Il volto surreale del pittore è anche assoluto protagonista di una serie di fotografie realizzate durante un week-end a Parigi nel 1972 dove Dalì invitò Bailey e casualmente incontrarono anche Andy Warhol.
Poco prima di questo inaspettato incontro parigino, il fotografo britannico aveva realizzato un piccolo documentario Warhol by Bailey per la BBC: regista e artista a letto insieme, corpi nudi di modelle, troppo per la televisione nazionale. Altro materiale che scotta, il sodalizio con i Rolling Stones, dal 1964 a oggi, e le provocanti fattezze di Mick Jagger: la quasi scandalosa copertina di Goats Head Soup troneggia nel corridoio e ritrae un sensuale Mick intrappolato in un velo, metaforico e non, di ambiguità sessuale. Il percorso della mostra comincia così a scardinare l’ordine cronologico per abbandonarsi a veri e propri temi, mettendo a confronto generi agli antipodi: dalla «fashion photography» alle nature morte, dal nudo frontale della serie Democracy, realizzata nel 2001 con sconosciuti, al reportage di viaggio e alle sperimentazione con fotocamere per cellulari a East London e Harlem.
Bailey ha sempre adorato sperimentare le possibilità delle nuove tecnologie fotografiche: dalla vecchia «Bow Brownie» rubata da ragazzino ai genitori, alle simil macchine fotografiche comprate a Singapore fino alle digitali più evolute. Dal caleidoscopico baccanale di colori del piano terra, una scala al paradiso del bianco e nero: i leggendari ritratti, realizzati in tutto l’arco della sua carriera, con il semplicissimo sfondo bianco. Attori, musicisti, registi, gli adorati Jack Nicholson e Johnny Depp vivono tutti nel ritratto spartano, quasi glaciale che contemporaneamente trasuda complicità, amicizia, abbandono.
Nulla sfugge al primo piano, alla sua capacità di impadronirsi dell’anima, allo spietato monocromo che si erge a tavolozza. A fianco di questo insuperabile catalogo, i primi esperimenti nella ritrattistica come Box of Pin-up del 1965, un portfolio di 36 ritratti di uomini e donne della cultura contemporanea: tra questi (ancora per poco) sconosciuti, incrociamo John Lennon, David Hockney e Terence Stamp catturati nell’era di Mick Jagger, dove i veri pin-up sono i teddy boys e i giovani arrabbiati.
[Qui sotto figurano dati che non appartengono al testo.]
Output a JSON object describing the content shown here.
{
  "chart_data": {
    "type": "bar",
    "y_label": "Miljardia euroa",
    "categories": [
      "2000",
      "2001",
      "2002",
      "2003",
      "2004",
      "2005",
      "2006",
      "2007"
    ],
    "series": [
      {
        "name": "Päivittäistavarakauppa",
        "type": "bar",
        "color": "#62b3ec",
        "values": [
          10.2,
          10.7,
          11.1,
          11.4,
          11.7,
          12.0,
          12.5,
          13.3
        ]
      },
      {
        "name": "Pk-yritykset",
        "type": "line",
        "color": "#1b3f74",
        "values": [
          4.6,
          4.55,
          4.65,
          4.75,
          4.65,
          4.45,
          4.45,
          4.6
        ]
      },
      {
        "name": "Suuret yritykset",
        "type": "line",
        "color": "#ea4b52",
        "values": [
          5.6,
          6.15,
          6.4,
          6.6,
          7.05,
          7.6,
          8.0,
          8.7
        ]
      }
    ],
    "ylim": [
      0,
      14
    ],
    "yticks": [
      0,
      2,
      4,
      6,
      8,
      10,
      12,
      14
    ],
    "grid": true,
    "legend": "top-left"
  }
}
L’occhio di Bailey però non desidera soltanto il glam della società dello spettacolo: i suoi reportage africani cominciano negli anni ’70 per poi culminare nella serie Sudan, documento violento e straziante sugli uomini dei campi profughi che nel 1984 fuggirono da un’Etiopia devastata dalla carestia. Finisce così, con i volti speranza e le foto di scena del film di Hugh Hudson Revolution, non a caso posizionati a fianco, questo viaggio senza confini, dall’esotismo al fumo di Londra, un sistema solare di immagini uniche al mondo mentre le stelle lassù stanno ancora a guardare.